Finding a gene using text search
Note: For this exercise use PlasmoDB
a. Find all possible kinases in Plasmodium. (hint: use the keyword “kinase” in the “Text” box).
- Choose a species
- How many genes did you get?
- How many of those are in P. falciparum? How did you find this out?
- What happens if you search using the word “kinases”? How many results did you return?
b. How can you increase the number of possible kinases in your results? (hint: the search you did in ʻaʼ will miss things like “6-phosphofructokinase” or
“kinases” so you need to use a wild card in your search – try “kinase*”, “*kinase” and “*kinase*”
- Did you get more results?
- Which one of the above wild card combinations gave you the largest number of kinases?
c. Find only the kinases that specifically have the word “kinase” in the gene product name. (hint: to do this you need to go to the text search page – there are many ways to get there, how did you get there?)
- How many kinases have the word kinase in their product names? (hint: did you remember to use the wild card?)
Gene page
a. Find the bifunctional dihydrofolate reductase-thymidylate synthase (DHFRTS) gene (or, if you prefer, the apical membrane antigen 1 gene; AMA1) in
P. falciparum.
- How did you navigate to this gene? What other ways could you get there? (hint: what about using the gene ID? PFD0830w)
- How many exons in this gene? How many nucleotides of coding sequence?
b. What genes are located upstream & downstream of DHFR-TS (AMA1) in P. falciparum?
- Is synteny (chromosome organization) in this region maintained in other species?
c. How many Single Nucleotide Polymorphisms (SNPs) can you identify within the P. falciparum DHFR-TS (or AMA1) gene?
- How many of these SNPs are in coding sequence? How many impact the predicted protein sequence? How many alleles are there for each SNPs? What is the maximum number of SNPs per strain?
- How do these results compare with SNP distribution in other genes?
d. Find the MSP1 gene of Plasmodium falciparum
- Go to the Genome Browser
- Is the MSP1 gene expressed?
- What kinds of data in PlasmoDB provide evidence for expression?
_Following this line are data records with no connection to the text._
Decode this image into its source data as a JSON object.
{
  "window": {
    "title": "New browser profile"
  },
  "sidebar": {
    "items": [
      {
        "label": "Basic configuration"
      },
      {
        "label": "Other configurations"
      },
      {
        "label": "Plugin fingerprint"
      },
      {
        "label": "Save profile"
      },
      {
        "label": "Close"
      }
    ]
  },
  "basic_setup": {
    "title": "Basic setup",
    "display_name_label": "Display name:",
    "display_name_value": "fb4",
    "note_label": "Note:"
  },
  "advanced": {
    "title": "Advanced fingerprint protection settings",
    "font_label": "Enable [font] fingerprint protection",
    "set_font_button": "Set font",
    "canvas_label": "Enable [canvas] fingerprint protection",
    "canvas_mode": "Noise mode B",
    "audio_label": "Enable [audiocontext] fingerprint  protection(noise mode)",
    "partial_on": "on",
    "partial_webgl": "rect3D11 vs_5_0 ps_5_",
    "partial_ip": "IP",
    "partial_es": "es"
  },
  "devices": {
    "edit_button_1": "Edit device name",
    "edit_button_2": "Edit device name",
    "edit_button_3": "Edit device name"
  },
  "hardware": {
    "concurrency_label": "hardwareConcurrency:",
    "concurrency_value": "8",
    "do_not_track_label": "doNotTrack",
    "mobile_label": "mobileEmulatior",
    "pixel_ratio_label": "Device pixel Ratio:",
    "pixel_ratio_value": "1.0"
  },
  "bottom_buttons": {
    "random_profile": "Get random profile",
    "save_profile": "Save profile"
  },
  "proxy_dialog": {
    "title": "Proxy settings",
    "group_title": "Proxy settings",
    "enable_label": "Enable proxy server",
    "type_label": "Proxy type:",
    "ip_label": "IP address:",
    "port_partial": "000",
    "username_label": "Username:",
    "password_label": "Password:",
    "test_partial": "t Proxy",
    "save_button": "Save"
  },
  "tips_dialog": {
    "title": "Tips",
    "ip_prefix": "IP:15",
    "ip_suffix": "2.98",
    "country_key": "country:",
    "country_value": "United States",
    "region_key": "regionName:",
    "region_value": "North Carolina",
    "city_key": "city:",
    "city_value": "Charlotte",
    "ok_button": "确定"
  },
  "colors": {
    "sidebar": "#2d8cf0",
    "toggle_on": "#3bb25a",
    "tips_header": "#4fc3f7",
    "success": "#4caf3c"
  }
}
At what life cycle stage is MSP1 most abundant?
- How do the different life cycle microarray expression profiles compare to each other? Are the results similar? What about RNAsequence
data, does it agree with microarray data?
- How abundant is the MSP1 protein? How confident are you of this analysis?
- Which genes are located upstream or downstream?
- Are there SNPs present in the gene sequence? How many alleles?